Besides extracting very global properties like cranial capacity, inferring further brain structural properties from fossil endocasts is particularly challenging. Indeed, the classification of cerebral gyri and sulci from impressions on endocast is a taxing and often highly subjective undertaking. Ongoing debates surrounding the identification and interpretation of fossil hominin endocasts are thus numerous. Even if the endocast is not a brain per se, palaeoneurology may benefit from methodological developments in neurosciences. In particular, the introduction of digital brain atlases has offered the unique opportunity of developing automated methods for the recognition of gyri and sulci within the human brain.

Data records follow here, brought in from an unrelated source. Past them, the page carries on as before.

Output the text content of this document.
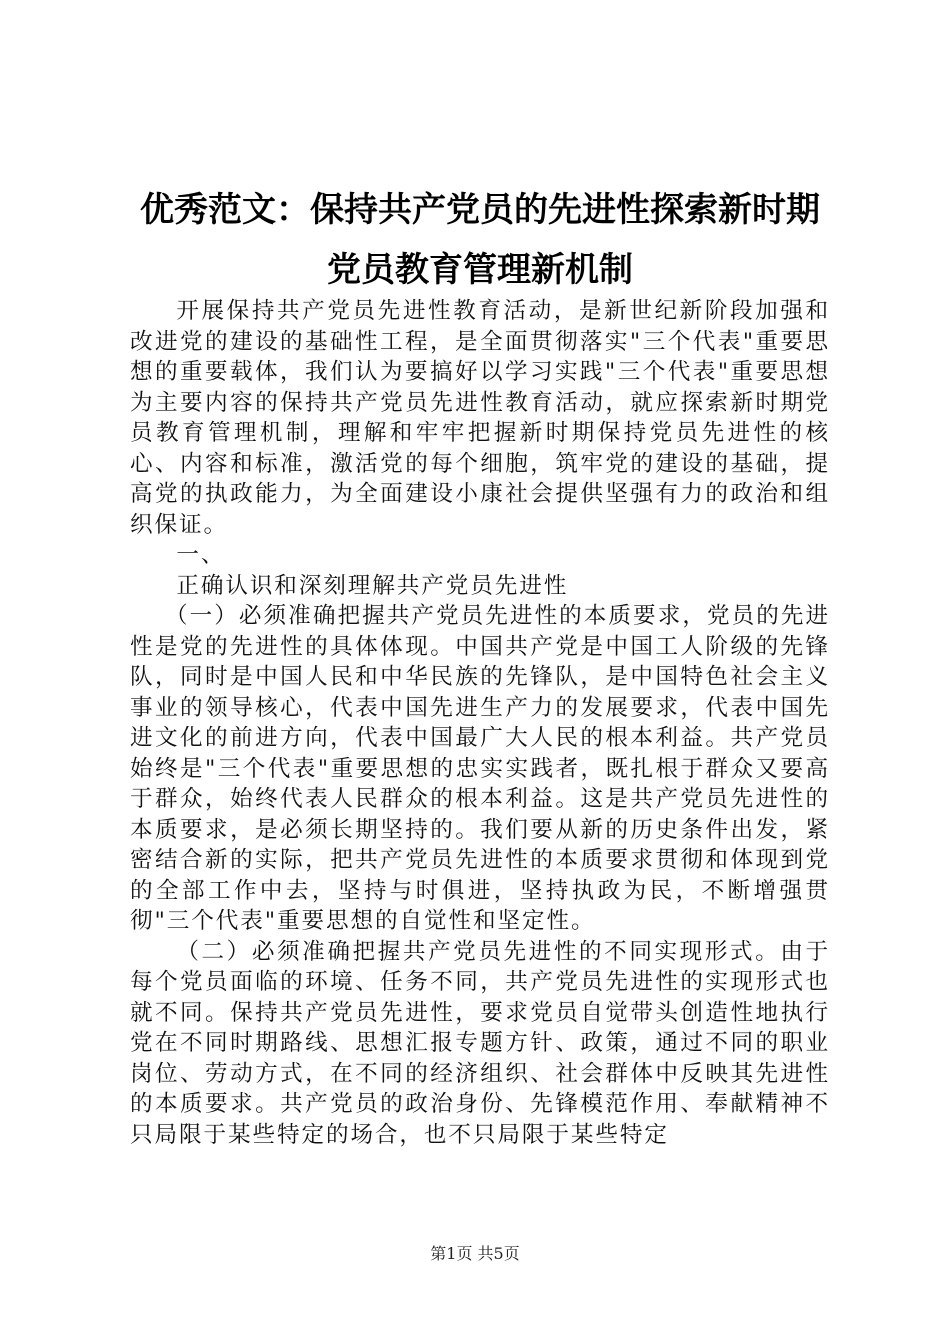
优秀范文：保持共产党员的先进性探索新时期
党员教育管理新机制

开展保持共产党员先进性教育活动，是新世纪新阶段加强和改进党的建设的基础性工程，是全面贯彻落实"三个代表"重要思想的重要载体，我们认为要搞好以学习实践"三个代表"重要思想为主要内容的保持共产党员先进性教育活动，就应探索新时期党员教育管理机制，理解和牢牢把握新时期保持党员先进性的核心、内容和标准，激活党的每个细胞，筑牢党的建设的基础，提高党的执政能力，为全面建设小康社会提供坚强有力的政治和组织保证。

一、

正确认识和深刻理解共产党员先进性

（一）必须准确把握共产党员先进性的本质要求，党员的先进性是党的先进性的具体体现。中国共产党是中国工人阶级的先锋队，同时是中国人民和中华民族的先锋队，是中国特色社会主义事业的领导核心，代表中国先进生产力的发展要求，代表中国先进文化的前进方向，代表中国最广大人民的根本利益。共产党员始终是"三个代表"重要思想的忠实实践者，既扎根于群众又要高于群众，始终代表人民群众的根本利益。这是共产党员先进性的本质要求，是必须长期坚持的。我们要从新的历史条件出发，紧密结合新的实际，把共产党员先进性的本质要求贯彻和体现到党的全部工作中去，坚持与时俱进，坚持执政为民，不断增强贯彻"三个代表"重要思想的自觉性和坚定性。

（二）必须准确把握共产党员先进性的不同实现形式。由于每个党员面临的环境、任务不同，共产党员先进性的实现形式也就不同。保持共产党员先进性，要求党员自觉带头创造性地执行党在不同时期路线、思想汇报专题方针、政策，通过不同的职业岗位、劳动方式，在不同的经济组织、社会群体中反映其先进性的本质要求。共产党员的政治身份、先锋模范作用、奉献精神不只局限于某些特定的场合，也不只局限于某些特定

第1页 共5页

Here we test a new protocol for the application of virtual human and chimpanzee brain atlases based on MRIs and histology (i.e., the Desikan-Killiany and von Bonin and Bailey atlases) to parcellate cortical regions identifiable in extant and fossil hominid virtual endocasts. More specifically, our sample includes the digital endocasts of one extant human individual, one extant chimpanzee individual, and the Australopithecus africanus specimen Sts 5 from Sterkfontein Member 4 (South Africa). We then compare the position and identification of cerebral imprints in endocasts to cerebral sulci. Through this methodology, we hope to propose an alternative to the traditional approach that relieson the visual inspection of endocasts.